I have Philco 39-7 and it is missing a can capacitor. The can capacitor is actually an mdf 300v Electrolytic capacitor 30-2327. I have been looking for quite sometime to get a replacement (a non working replacement will be fine) as I have re-capped the radio. While I am still looking for it, I have also thought about trying to reproduce it as best as I can however I was wondering if anyone has done reproduction of such can capacitor? Thanks.
#2

I'm thinking not on the repro. It's a bit of an odd size, smaller in dia w/a nut on the bottom. I would solder a replacement under the chassis. Or if you happen to get out to any large radio swap keep your eyes peeled for one the correct size. Other manufacturers used similar sized ones so it could be possible to find one on a non Philco chassis.
To keep things simple you can replace both caps w/10mfd @ 450v.
Which version do you have table or chairside??

Happy hunting!

When my pals were reading comic books
I was down in the basement in my dad's
workshop.
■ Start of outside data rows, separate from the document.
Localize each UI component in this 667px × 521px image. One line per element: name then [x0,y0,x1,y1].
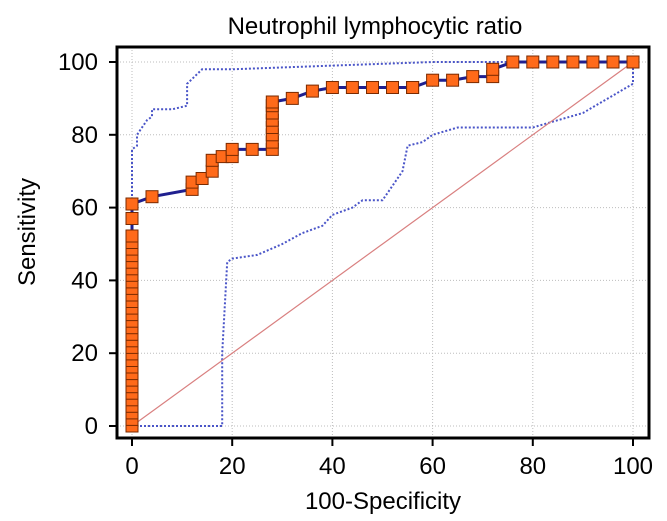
confidence-lower-line [132,62,634,427]
roc-point [626,55,640,69]
roc-point [305,84,319,98]
roc-point [566,55,580,69]
x-tick-label: 20 [219,453,246,480]
tick-layer: 0 20 40 60 80 100 0 20 40 60 80 100 [58,49,653,480]
y-tick-label: 0 [85,413,98,440]
roc-point [125,197,139,211]
roc-point [406,81,420,94]
y-tick-label: 20 [71,340,98,367]
roc-point [285,91,299,105]
series-layer [130,60,634,427]
roc-point [526,55,540,69]
roc-point [486,62,500,76]
roc-point [366,81,379,94]
x-tick-label: 0 [125,453,138,480]
roc-point [265,95,279,109]
roc-point [245,142,259,156]
roc-point [325,81,339,94]
chart-title: Neutrophil lymphocytic ratio [228,13,523,40]
reference-diagonal-line [131,61,634,427]
roc-point [345,81,359,94]
y-tick-label: 80 [71,122,98,149]
roc-point [546,55,560,69]
confidence-upper-line [131,61,633,204]
roc-point [125,229,139,243]
x-tick-label: 60 [419,453,446,480]
roc-point [205,164,219,178]
roc-point [466,70,480,84]
roc-point [506,55,520,69]
marker-layer [125,55,640,433]
roc-point [145,190,159,204]
roc-point [586,55,600,69]
roc-point [386,81,399,94]
roc-point [195,172,209,185]
roc-point [125,212,139,225]
y-tick-label: 40 [71,267,98,294]
roc-point [606,55,620,69]
x-axis-label: 100-Specificity [305,488,461,515]
x-tick-label: 100 [613,453,653,480]
roc-point [225,142,239,156]
x-tick-label: 40 [319,453,346,480]
roc-point [426,73,440,87]
plot-frame [115,45,651,440]
x-tick-label: 80 [519,453,546,480]
y-tick-label: 60 [71,195,98,222]
y-tick-label: 100 [58,49,98,76]
y-axis-label: Sensitivity [14,178,41,286]
roc-point [446,73,460,87]
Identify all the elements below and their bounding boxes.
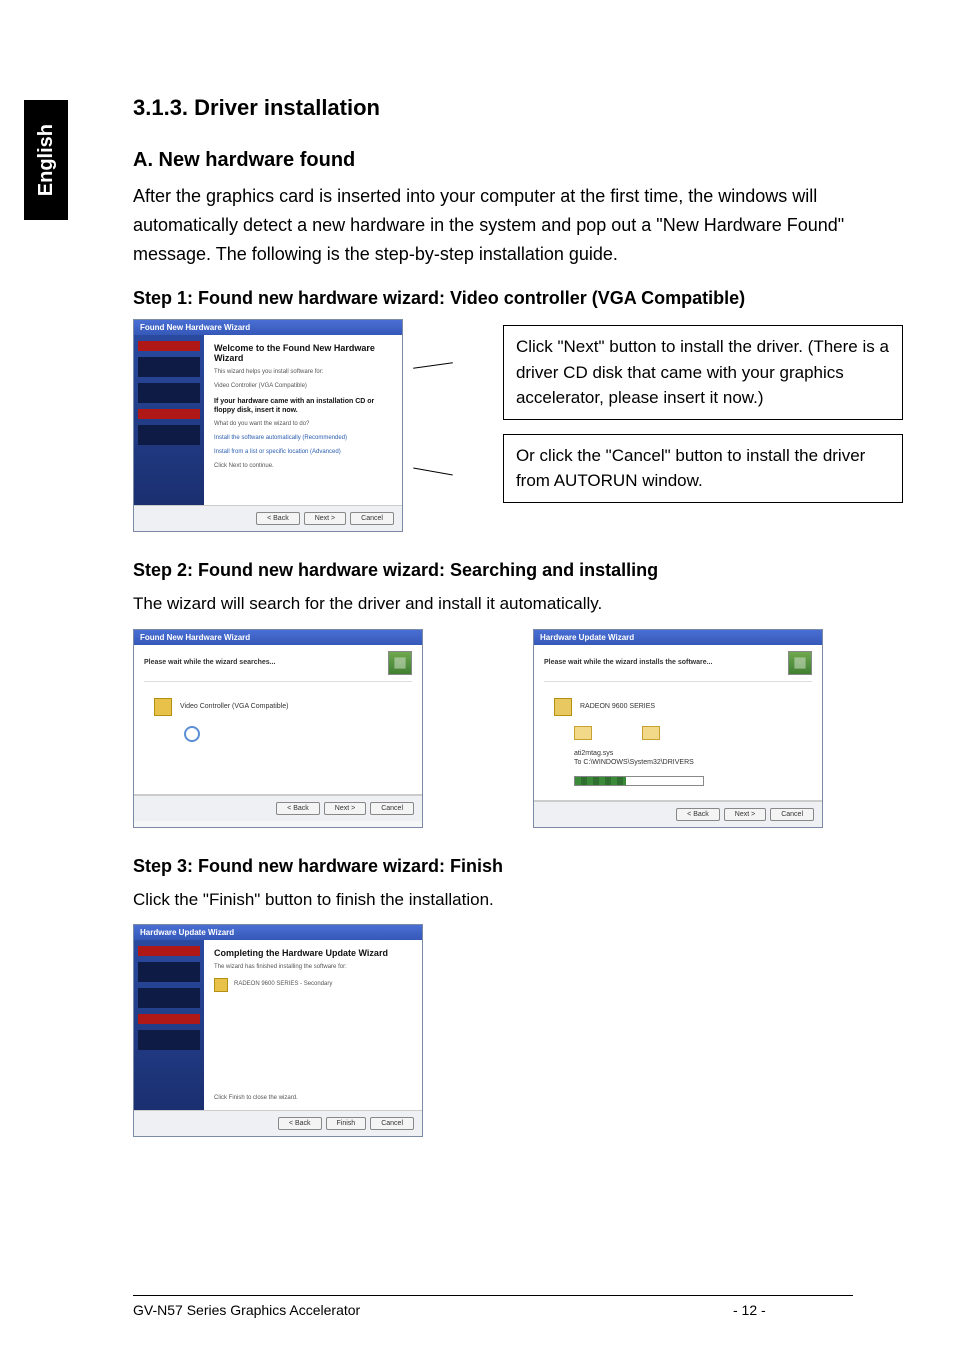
wizard2a-device: Video Controller (VGA Compatible): [180, 703, 288, 710]
hardware-icon: [788, 651, 812, 675]
wizard2b-titlebar: Hardware Update Wizard: [534, 630, 822, 645]
device-icon: [154, 698, 172, 716]
language-label: English: [35, 124, 58, 196]
step2-row: Found New Hardware Wizard Please wait wh…: [133, 629, 903, 828]
wizard3-device: RADEON 9600 SERIES - Secondary: [234, 981, 332, 989]
wizard1-opt2[interactable]: Install from a list or specific location…: [214, 449, 392, 457]
wizard2a-titlebar: Found New Hardware Wizard: [134, 630, 422, 645]
wizard3-back-button[interactable]: < Back: [278, 1117, 322, 1130]
wizard3-heading: Completing the Hardware Update Wizard: [214, 948, 412, 958]
section-title: 3.1.3. Driver installation: [133, 95, 903, 121]
wizard1-continue: Click Next to continue.: [214, 463, 392, 471]
wizard2b-header: Please wait while the wizard installs th…: [544, 659, 712, 666]
hardware-icon: [388, 651, 412, 675]
wizard3-continue: Click Finish to close the wizard.: [214, 1095, 412, 1103]
wizard3-line1: The wizard has finished installing the s…: [214, 964, 412, 972]
wizard2b-path: To C:\WINDOWS\System32\DRIVERS: [574, 759, 694, 766]
wizard1-line1: This wizard helps you install software f…: [214, 369, 392, 377]
search-icon: [184, 726, 200, 742]
step1-row: Found New Hardware Wizard Welcome to the…: [133, 319, 903, 532]
wizard2b-back-button[interactable]: < Back: [676, 808, 720, 821]
intro-paragraph: After the graphics card is inserted into…: [133, 182, 903, 268]
wizard1-sidegraphic: [134, 335, 204, 505]
step1-title: Step 1: Found new hardware wizard: Video…: [133, 288, 903, 309]
page-content: 3.1.3. Driver installation A. New hardwa…: [133, 95, 903, 1137]
footer-page-number: - 12 -: [733, 1302, 853, 1318]
wizard1-question: What do you want the wizard to do?: [214, 421, 392, 429]
wizard1-heading: Welcome to the Found New Hardware Wizard: [214, 343, 392, 363]
wizard3-finish-button[interactable]: Finish: [326, 1117, 367, 1130]
step2-text: The wizard will search for the driver an…: [133, 591, 903, 617]
device-icon: [214, 978, 228, 992]
wizard2a-header: Please wait while the wizard searches...: [144, 659, 276, 666]
wizard2a-cancel-button[interactable]: Cancel: [370, 802, 414, 815]
wizard-step2-search: Found New Hardware Wizard Please wait wh…: [133, 629, 423, 828]
device-icon: [554, 698, 572, 716]
step1-callouts: Click "Next" button to install the drive…: [503, 325, 903, 503]
wizard3-cancel-button[interactable]: Cancel: [370, 1117, 414, 1130]
wizard2a-back-button[interactable]: < Back: [276, 802, 320, 815]
callout-next: Click "Next" button to install the drive…: [503, 325, 903, 420]
step3-title: Step 3: Found new hardware wizard: Finis…: [133, 856, 903, 877]
wizard2b-device: RADEON 9600 SERIES: [580, 703, 655, 710]
wizard1-opt1[interactable]: Install the software automatically (Reco…: [214, 435, 392, 443]
subsection-a-heading: A. New hardware found: [133, 149, 903, 172]
language-tab: English: [24, 100, 68, 220]
page-footer: GV-N57 Series Graphics Accelerator - 12 …: [133, 1295, 853, 1318]
callout-cancel: Or click the "Cancel" button to install …: [503, 434, 903, 503]
wizard1-titlebar: Found New Hardware Wizard: [134, 320, 402, 335]
wizard1-line2: Video Controller (VGA Compatible): [214, 383, 392, 391]
wizard2b-next-button[interactable]: Next >: [724, 808, 766, 821]
wizard1-next-button[interactable]: Next >: [304, 512, 346, 525]
wizard2b-file: ati2mtag.sys: [574, 750, 613, 757]
wizard-step1: Found New Hardware Wizard Welcome to the…: [133, 319, 403, 532]
wizard1-cancel-button[interactable]: Cancel: [350, 512, 394, 525]
wizard-step3: Hardware Update Wizard Completing the Ha…: [133, 924, 423, 1137]
wizard3-titlebar: Hardware Update Wizard: [134, 925, 422, 940]
install-progress: [574, 776, 704, 786]
footer-product: GV-N57 Series Graphics Accelerator: [133, 1302, 733, 1318]
step2-title: Step 2: Found new hardware wizard: Searc…: [133, 560, 903, 581]
wizard2b-cancel-button[interactable]: Cancel: [770, 808, 814, 821]
wizard1-back-button[interactable]: < Back: [256, 512, 300, 525]
step3-text: Click the "Finish" button to finish the …: [133, 887, 903, 913]
copy-icons: [574, 726, 802, 740]
wizard1-hint: If your hardware came with an installati…: [214, 397, 392, 415]
wizard-step2-install: Hardware Update Wizard Please wait while…: [533, 629, 823, 828]
wizard2a-next-button[interactable]: Next >: [324, 802, 366, 815]
wizard3-sidegraphic: [134, 940, 204, 1110]
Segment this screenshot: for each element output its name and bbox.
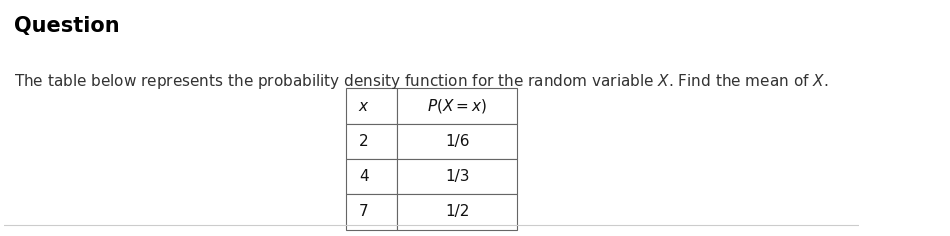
Text: 4: 4 bbox=[359, 169, 369, 184]
Text: 1/2: 1/2 bbox=[445, 204, 469, 219]
Text: The table below represents the probability density function for the random varia: The table below represents the probabili… bbox=[14, 72, 828, 92]
Text: 1/6: 1/6 bbox=[445, 134, 469, 149]
Text: Question: Question bbox=[14, 16, 120, 36]
Text: $x$: $x$ bbox=[358, 99, 370, 114]
Bar bbox=[397, 88, 517, 124]
Bar bbox=[397, 194, 517, 230]
Text: 2: 2 bbox=[359, 134, 369, 149]
Bar bbox=[397, 159, 517, 194]
Bar bbox=[346, 159, 397, 194]
Bar bbox=[397, 124, 517, 159]
Bar bbox=[346, 88, 397, 124]
Text: 1/3: 1/3 bbox=[445, 169, 469, 184]
Bar bbox=[346, 194, 397, 230]
Text: 7: 7 bbox=[359, 204, 369, 219]
Text: $P(X = x)$: $P(X = x)$ bbox=[428, 97, 487, 115]
Bar bbox=[346, 124, 397, 159]
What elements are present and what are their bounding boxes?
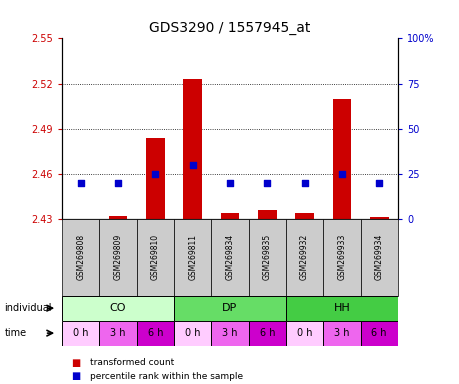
Bar: [257, 210, 276, 219]
Point: [151, 171, 159, 177]
Text: GSM269809: GSM269809: [113, 234, 122, 280]
Bar: [248, 321, 285, 346]
Text: ■: ■: [71, 358, 80, 368]
Bar: [62, 219, 99, 296]
Bar: [136, 321, 174, 346]
Text: individual: individual: [5, 303, 52, 313]
Point: [226, 180, 233, 186]
Point: [189, 162, 196, 168]
Text: 3 h: 3 h: [333, 328, 349, 338]
Bar: [285, 321, 323, 346]
Text: GSM269933: GSM269933: [337, 234, 346, 280]
Text: GSM269934: GSM269934: [374, 234, 383, 280]
Bar: [183, 79, 202, 219]
Text: GSM269808: GSM269808: [76, 234, 85, 280]
Bar: [136, 219, 174, 296]
Bar: [174, 296, 285, 321]
Text: 3 h: 3 h: [110, 328, 126, 338]
Bar: [332, 99, 351, 219]
Text: time: time: [5, 328, 27, 338]
Bar: [146, 138, 164, 219]
Bar: [174, 321, 211, 346]
Text: 6 h: 6 h: [371, 328, 386, 338]
Point: [77, 180, 84, 186]
Bar: [285, 219, 323, 296]
Bar: [220, 213, 239, 219]
Text: transformed count: transformed count: [90, 358, 174, 367]
Bar: [99, 219, 136, 296]
Bar: [323, 321, 360, 346]
Bar: [108, 216, 127, 219]
Bar: [174, 219, 211, 296]
Text: GSM269810: GSM269810: [151, 234, 160, 280]
Bar: [285, 296, 397, 321]
Text: GSM269834: GSM269834: [225, 234, 234, 280]
Bar: [360, 219, 397, 296]
Text: GDS3290 / 1557945_at: GDS3290 / 1557945_at: [149, 21, 310, 35]
Point: [263, 180, 270, 186]
Text: 0 h: 0 h: [296, 328, 312, 338]
Bar: [211, 219, 248, 296]
Bar: [369, 217, 388, 219]
Bar: [323, 219, 360, 296]
Text: percentile rank within the sample: percentile rank within the sample: [90, 372, 242, 381]
Bar: [248, 219, 285, 296]
Bar: [62, 321, 99, 346]
Bar: [360, 321, 397, 346]
Point: [300, 180, 308, 186]
Bar: [295, 213, 313, 219]
Text: ■: ■: [71, 371, 80, 381]
Text: 3 h: 3 h: [222, 328, 237, 338]
Text: 0 h: 0 h: [73, 328, 88, 338]
Point: [114, 180, 122, 186]
Bar: [211, 321, 248, 346]
Text: CO: CO: [110, 303, 126, 313]
Text: GSM269932: GSM269932: [299, 234, 308, 280]
Text: GSM269835: GSM269835: [262, 234, 271, 280]
Text: DP: DP: [222, 303, 237, 313]
Text: 0 h: 0 h: [185, 328, 200, 338]
Bar: [99, 321, 136, 346]
Text: GSM269811: GSM269811: [188, 234, 197, 280]
Point: [337, 171, 345, 177]
Text: 6 h: 6 h: [259, 328, 274, 338]
Point: [375, 180, 382, 186]
Text: 6 h: 6 h: [147, 328, 163, 338]
Bar: [62, 296, 174, 321]
Text: HH: HH: [333, 303, 350, 313]
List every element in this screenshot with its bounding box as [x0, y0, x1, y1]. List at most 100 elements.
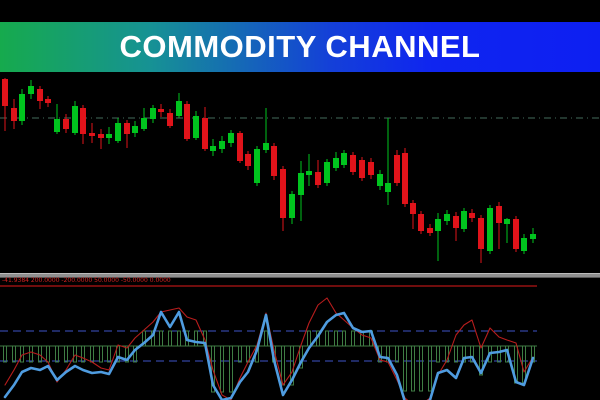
candle: [487, 205, 493, 254]
candle: [359, 157, 365, 181]
candle: [280, 166, 286, 231]
candle-body: [453, 216, 459, 228]
candle: [37, 86, 43, 109]
candle: [2, 78, 8, 131]
candle: [478, 215, 484, 263]
cci-histogram-bar: [3, 345, 7, 363]
cci-histogram-bar: [151, 330, 155, 347]
candle: [28, 80, 34, 99]
candle-body: [150, 108, 156, 119]
candle-body: [521, 238, 527, 251]
cci-main-line: [3, 310, 535, 400]
candle: [132, 121, 138, 137]
cci-histogram-bar: [290, 345, 294, 386]
candle: [45, 96, 51, 107]
candle: [228, 130, 234, 147]
cci-histogram-bar: [46, 345, 50, 363]
candle-body: [504, 219, 510, 224]
candle-body: [435, 219, 441, 231]
cci-histogram-bar: [351, 330, 355, 347]
candle: [167, 109, 173, 128]
candle: [350, 152, 356, 175]
cci-histogram-bar: [497, 345, 501, 363]
panel-separator: [0, 273, 600, 278]
candle-body: [469, 213, 475, 218]
candle-body: [80, 108, 86, 134]
candle: [210, 139, 216, 156]
cci-histogram-bar: [522, 345, 526, 384]
cci-histogram-bar: [220, 345, 224, 393]
candle-body: [202, 118, 208, 149]
cci-histogram-bar: [90, 345, 94, 363]
candle: [245, 151, 251, 170]
candle-body: [158, 109, 164, 112]
candle: [385, 118, 391, 205]
candle-body: [377, 174, 383, 186]
candle-body: [2, 79, 8, 106]
candle: [176, 93, 182, 118]
candle: [254, 146, 260, 186]
cci-histogram-bar: [462, 345, 466, 363]
candle-body: [280, 169, 286, 218]
cci-histogram-bar: [445, 345, 449, 363]
cci-histogram-bar: [55, 345, 59, 363]
candle-body: [478, 218, 484, 249]
candle-body: [176, 101, 182, 116]
cci-histogram-bar: [20, 345, 24, 363]
candle: [435, 213, 441, 261]
candle-body: [254, 149, 260, 183]
candle: [521, 234, 527, 254]
candle: [341, 150, 347, 168]
candle: [461, 208, 467, 232]
candle: [496, 202, 502, 249]
candle-body: [245, 154, 251, 166]
candle: [72, 101, 78, 135]
candle: [306, 154, 312, 186]
candle-body: [306, 171, 312, 175]
candle: [298, 161, 304, 221]
candle-body: [444, 214, 450, 221]
cci-panel: [0, 285, 537, 400]
candle: [394, 150, 400, 186]
cci-histogram-bar: [342, 330, 346, 347]
candle: [410, 200, 416, 229]
cci-histogram-bar: [229, 345, 233, 393]
cci-histogram-bar: [29, 345, 33, 363]
candle: [271, 143, 277, 180]
candle-body: [89, 133, 95, 136]
candle: [324, 159, 330, 186]
cci-histogram-bar: [325, 330, 329, 347]
indicator-values-text: -41.9384 200.0000 -200.0000 50.0000 -50.…: [2, 277, 171, 284]
cci-histogram-bar: [211, 345, 215, 393]
candle-body: [271, 146, 277, 176]
candle: [444, 210, 450, 225]
cci-histogram-bar: [64, 345, 68, 363]
candle: [19, 89, 25, 125]
candle: [315, 160, 321, 188]
cci-histogram-bar: [238, 345, 242, 363]
candle-body: [263, 143, 269, 150]
candle-body: [418, 214, 424, 231]
cci-histogram-bar: [159, 330, 163, 347]
price-panel: [0, 78, 600, 263]
cci-histogram-bar: [38, 345, 42, 363]
candle-body: [427, 228, 433, 233]
candle-body: [298, 173, 304, 195]
candle-body: [333, 158, 339, 168]
candle-body: [54, 119, 60, 132]
candle-body: [28, 86, 34, 94]
candle: [530, 228, 536, 243]
candle-body: [350, 155, 356, 172]
candle-body: [513, 219, 519, 249]
cci-histogram-bar: [307, 330, 311, 347]
candle: [193, 111, 199, 140]
candle-body: [193, 116, 199, 138]
candle-body: [167, 113, 173, 126]
candle-body: [315, 172, 321, 185]
candle: [402, 148, 408, 207]
candle-body: [219, 141, 225, 149]
cci-histogram-bar: [99, 345, 103, 363]
candle: [377, 170, 383, 190]
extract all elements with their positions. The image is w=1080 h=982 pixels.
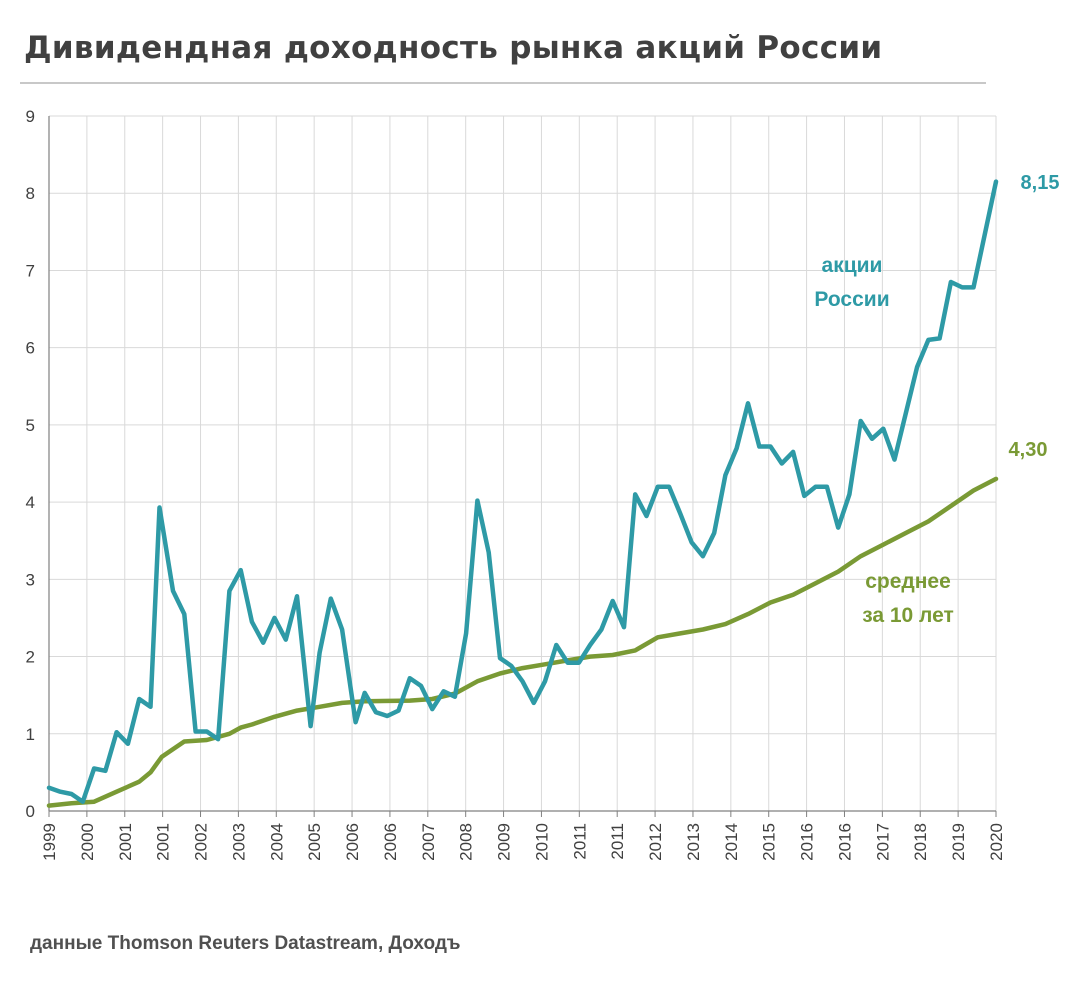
x-tick-label: 2008 xyxy=(457,823,476,861)
series-line-russia-stocks xyxy=(46,179,999,804)
series-annotation: России xyxy=(814,288,889,311)
x-tick-label: 2000 xyxy=(78,823,97,861)
x-tick-label: 2016 xyxy=(835,823,854,861)
chart-axes xyxy=(48,116,997,817)
x-tick-labels: 1999 2000 2001 2001 2002 2003 2004 2005 2006 2006… xyxy=(40,823,1006,861)
x-tick-label: 2007 xyxy=(419,823,438,861)
x-tick-label: 2006 xyxy=(381,823,400,861)
series-labels: 8,15 4,30 акции России среднее за 10 лет xyxy=(814,172,1059,627)
y-tick-labels: 0 1 2 3 4 5 6 7 8 9 xyxy=(26,107,35,821)
x-tick-label: 2013 xyxy=(684,823,703,861)
x-tick-label: 2001 xyxy=(154,823,173,861)
x-tick-label: 2018 xyxy=(911,823,930,861)
x-tick-label: 2005 xyxy=(305,823,324,861)
y-tick-label: 9 xyxy=(26,107,35,126)
y-tick-label: 2 xyxy=(26,648,35,667)
chart-grid xyxy=(49,115,997,811)
series-annotation: акции xyxy=(822,254,883,277)
x-tick-label: 2016 xyxy=(798,823,817,861)
x-tick-label: 2012 xyxy=(646,823,665,861)
x-tick-label: 2014 xyxy=(722,823,741,861)
end-value-label: 8,15 xyxy=(1021,172,1060,194)
y-tick-label: 1 xyxy=(26,725,35,744)
y-tick-label: 6 xyxy=(26,339,35,358)
y-tick-label: 0 xyxy=(26,802,35,821)
y-tick-label: 5 xyxy=(26,416,35,435)
x-tick-label: 2001 xyxy=(116,823,135,861)
x-tick-label: 2003 xyxy=(229,823,248,861)
series-annotation: за 10 лет xyxy=(862,604,954,627)
chart-title: Дивидендная доходность рынка акций Росси… xyxy=(24,30,883,66)
x-tick-label: 1999 xyxy=(40,823,59,861)
x-tick-label: 2015 xyxy=(760,823,779,861)
x-tick-label: 2006 xyxy=(343,823,362,861)
title-divider xyxy=(20,82,986,84)
series-line-10yr-average xyxy=(46,476,999,808)
series-lines xyxy=(46,179,999,808)
x-tick-label: 2010 xyxy=(532,823,551,861)
x-tick-label: 2011 xyxy=(608,823,627,860)
x-tick-label: 2019 xyxy=(949,823,968,861)
y-tick-label: 7 xyxy=(26,261,35,280)
x-tick-label: 2004 xyxy=(267,823,286,861)
y-tick-label: 3 xyxy=(26,570,35,589)
end-value-label: 4,30 xyxy=(1009,439,1048,461)
series-annotation: среднее xyxy=(865,570,951,593)
y-tick-label: 8 xyxy=(26,184,35,203)
y-tick-label: 4 xyxy=(26,493,35,512)
x-tick-label: 2017 xyxy=(873,823,892,861)
x-tick-label: 2011 xyxy=(570,823,589,860)
x-tick-label: 2002 xyxy=(192,823,211,861)
x-tick-label: 2009 xyxy=(495,823,514,861)
source-note: данные Thomson Reuters Datastream, Доход… xyxy=(30,933,461,954)
x-tick-label: 2020 xyxy=(987,823,1006,861)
Perusing his Sam's Photofoacts
Vol 1-50 admiring the old set and trying to
figure out what all those squiggly meant.
Circa 1966
Now I think I've got!

Terry
#3

I've made several fake cans for radios that are missing their can caps. I've usually been able to find PVC pipe about the right diameter and cut it off the right length. Any fairly stiff flat plastic will do for a top. Just cut it as perfectly round as you can, glue it to the top, and finish it with sandpaper, a file, an Xacto or whatever it takes.

Spray it with aluminum paint from the hardware store.

Some of the guys at my local ACE hardware store are interested in my radio projects, so they're willing to cut the PVC for me from scrap and sell me just the short piece I need. Their cut is straighter than one I could make with a hand saw.

If you are trying to fake one with the large nut on the bottom, you could just glue the painted fake cap to the chassis. If you don't want to glue it to the chassis, maybe you could glue some concentric PVC pipe pieces into the bottom side to reduce the diameter (below the chassis where it won't be seen) and then glue in a bolt so it would be like the orignal. With washers and a nut, you can probably find a way to hold it in.

The fake capacitors I've made have been realistic enough to pass a casual inspection. I've usually put the replacement electrolytic inside the fake can, but you could just mount it underneath, like Terry said.

Unfortunately the slender, single value caps that Philco used just before the war had a rolled perimeter around the top, so putting a flat top on, like I did, wouldn't look exactly right. It might be better than to have an empty hole, though.